Former FBI Director James Comey published an op-ed on Wednesday, claiming that President Donald Trump has “eaten” the soul of Attorney General William Barr and soon-to-be former Deputy Attorney General Rod Rosenstein.
In Comey’s New York Times op-ed, he wastes no time denouncing Barr for aiding the “president in using words like ‘no collusion’ and F.B.I. ‘spying'” as well as “downplaying acts of obstruction of justice as products of the president’s being ‘frustrated and angry.'”
Puzzled by Barr and Rosenstein’s “amoral” behavior and “lying,” Comey went on to ask a series of questions trying to figure out: “What happened to these people?”
“Amoral leaders have a way of revealing the character of those around them,” he said referencing the president’s influence.
Comey then contrasted the actions of former Secretary of Defense James Mattis, who resigned “over principle,” to the actions of Barr, who continues to be “misleading” and Rosenstein, who upon resigning, thanked “a president who relentlessly attacked both him and the Department of Justice.”
The former FBI director went on to describe that “proximity to an amoral leader reveals something depressing” describing the process of how Trump has essentially “eaten” their souls:
“I think that’s at least part of what we’ve seen with Bill Barr and Rod Rosenstein. Accomplished people lacking inner strength can’t resist the compromises necessary to survive Mr. Trump and that adds up to something they will never recover from. It takes character like Mr. Mattis’s to avoid the damage, because Mr.
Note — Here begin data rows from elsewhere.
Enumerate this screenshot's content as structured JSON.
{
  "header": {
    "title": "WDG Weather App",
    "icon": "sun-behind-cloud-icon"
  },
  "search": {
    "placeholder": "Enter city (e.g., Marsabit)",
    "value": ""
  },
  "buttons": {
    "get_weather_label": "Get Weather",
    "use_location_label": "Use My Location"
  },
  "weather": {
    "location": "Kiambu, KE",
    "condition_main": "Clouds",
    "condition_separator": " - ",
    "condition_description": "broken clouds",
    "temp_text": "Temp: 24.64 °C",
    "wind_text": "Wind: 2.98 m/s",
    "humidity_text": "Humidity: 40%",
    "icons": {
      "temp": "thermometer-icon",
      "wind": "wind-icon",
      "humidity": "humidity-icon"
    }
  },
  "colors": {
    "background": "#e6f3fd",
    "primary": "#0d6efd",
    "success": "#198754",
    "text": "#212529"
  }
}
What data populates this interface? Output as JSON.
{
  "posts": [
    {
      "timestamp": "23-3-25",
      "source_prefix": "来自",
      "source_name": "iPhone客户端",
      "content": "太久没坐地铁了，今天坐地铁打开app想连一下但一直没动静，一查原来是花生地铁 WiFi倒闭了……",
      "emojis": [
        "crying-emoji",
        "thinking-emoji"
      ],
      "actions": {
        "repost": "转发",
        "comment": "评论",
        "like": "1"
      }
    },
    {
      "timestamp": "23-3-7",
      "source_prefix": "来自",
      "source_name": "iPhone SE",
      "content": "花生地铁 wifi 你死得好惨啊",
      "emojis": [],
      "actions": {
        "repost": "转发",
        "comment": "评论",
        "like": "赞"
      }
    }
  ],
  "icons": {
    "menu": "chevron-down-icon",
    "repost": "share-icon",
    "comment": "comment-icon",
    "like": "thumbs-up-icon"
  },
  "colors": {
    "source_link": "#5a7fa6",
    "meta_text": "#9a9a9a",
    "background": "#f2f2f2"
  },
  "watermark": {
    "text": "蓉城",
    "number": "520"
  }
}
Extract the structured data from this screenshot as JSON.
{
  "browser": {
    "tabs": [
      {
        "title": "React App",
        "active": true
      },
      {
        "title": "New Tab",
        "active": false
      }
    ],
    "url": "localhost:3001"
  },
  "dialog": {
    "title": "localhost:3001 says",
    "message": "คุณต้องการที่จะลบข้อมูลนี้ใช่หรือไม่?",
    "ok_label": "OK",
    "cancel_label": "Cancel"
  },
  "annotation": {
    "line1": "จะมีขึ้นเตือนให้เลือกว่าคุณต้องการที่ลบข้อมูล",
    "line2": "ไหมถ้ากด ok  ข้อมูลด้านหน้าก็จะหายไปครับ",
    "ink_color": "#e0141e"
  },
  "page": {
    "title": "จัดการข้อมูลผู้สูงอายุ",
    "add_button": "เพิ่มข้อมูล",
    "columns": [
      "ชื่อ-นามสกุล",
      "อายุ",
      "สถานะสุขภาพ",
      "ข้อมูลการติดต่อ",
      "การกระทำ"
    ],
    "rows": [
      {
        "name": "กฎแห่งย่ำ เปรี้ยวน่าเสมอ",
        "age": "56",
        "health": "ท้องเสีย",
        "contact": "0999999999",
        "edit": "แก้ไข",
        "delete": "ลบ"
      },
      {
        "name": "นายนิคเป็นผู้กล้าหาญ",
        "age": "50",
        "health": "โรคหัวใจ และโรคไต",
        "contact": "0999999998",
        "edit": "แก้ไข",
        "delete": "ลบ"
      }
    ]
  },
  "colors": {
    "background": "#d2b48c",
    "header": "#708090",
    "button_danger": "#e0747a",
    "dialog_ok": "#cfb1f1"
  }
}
Trump eats your soul in small bites.”
Explaining Trump’s process to heavily influence those around him, Comey shared his own experiences of what he has seen the president do.
“It starts with your sitting silent while he lies, both in public and private, making you complicit by your silence,” he said. “In meetings with him, his assertions about what ‘everyone thinks’ and what is ‘obviously true’ wash over you, unchallenged, as they did at our private dinner on Jan. 27, 2017,” Comey wrote, emphasizing this happens a lot because “he rarely stops talking.”
He then recollected his former position and how he “felt” the president “building with his words a web of alternative reality and busily wrapping it around all of us in the room.”
The former director explained how this causes Trump administration officials to challenge “institutions and values you hold close.”
“Of course, to stay, you must be seen as on his team, so you make further compromises. You use his language, praise his leadership, tout his commitment to values.”
“And then you are lost,” Comey added, painting a picture of the final result of Barr and Rosenstein. “He has eaten your soul.”